Brussels Central Station is so unremarkable you could miss it. Even inside, I wasn’t sure I had found the right place. 

Two hours later I was in Antwerp, and the difference couldn’t be starker. Four levels of subterranean platforms emerge into a soaring atrium covering a station built in the typical European style. "Antwerpen" is engraved in gold letters above an ornate facade, which evokes nothing so much as a cathedral of transportation. 

I thought: Brussels is function, Antwerp form. The capital of the European Union, whole sections of Brussels are dominated by the soulless, totemic architecture of the nascent European supra-state. Antwerp is the home of something far more passion-inducing: the diamond trade. One is the capital of bureaucracy, the other of romance. 

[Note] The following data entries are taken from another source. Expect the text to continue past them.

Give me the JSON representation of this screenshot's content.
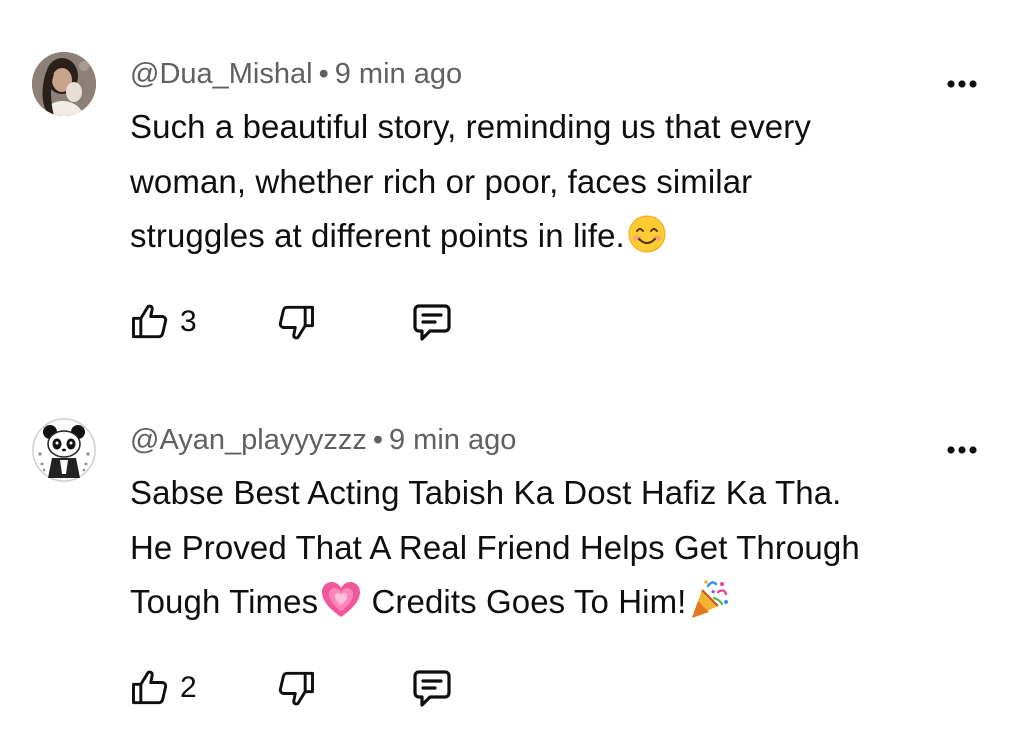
{
  "comments": [
    {
      "handle": "@Dua_Mishal",
      "separator": "•",
      "time": "9 min ago",
      "text_lines": [
        "Such a beautiful story, reminding us that every",
        "woman, whether rich or poor, faces similar",
        "struggles at different points in life."
      ],
      "trailing_emoji": "smiling-face-emoji",
      "like_count": "3",
      "avatar": "profile-photo"
    },
    {
      "handle": "@Ayan_playyyzzz",
      "separator": "•",
      "time": "9 min ago",
      "text_lines": [
        "Sabse Best Acting Tabish Ka Dost Hafiz Ka Tha.",
        "He Proved That A Real Friend Helps Get Through",
        "Tough Times",
        " Credits Goes To Him!"
      ],
      "inline_emojis": [
        "growing-heart-emoji",
        "party-popper-emoji"
      ],
      "like_count": "2",
      "avatar": "panda-avatar"
    }
  ],
  "icons": {
    "more": "more-vert-icon",
    "like": "thumb-up-icon",
    "dislike": "thumb-down-icon",
    "reply": "reply-comment-icon"
  },
  "colors": {
    "text": "#0f0f0f",
    "meta": "#606060",
    "background": "#ffffff"
  }
}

But the metaphor falls away fast. The narrow tributaries around the station drain into the Jewish quarter, a drab hodgepodge of buildings creeping up on tiny sidewalks. Bearded Hasidim scurry about on bicycles, apparently oblivious to the opposition their comrades in Williamsburg mounted to a bike lane through their neighborhood. Most of Antwerp’s Jews still derive their income from diamonds, but in defiance of the magnificence of the station, their dwellings betray little of the bling they’re responsible for polishing and shipping off to adorn the bodies of the wealthy. 

The Jewish presence is palpable here. After spending a weekend with young, mostly secular Jews, seeing so many Jews walking the streets without a second thought is an important corrective. Is there anti-Semitism in Europe? Of course. But Antwerp suggests there’s more to it. If every Jew in Copenhagen grew a beard and started wearing a kippah, would they be such a ready target?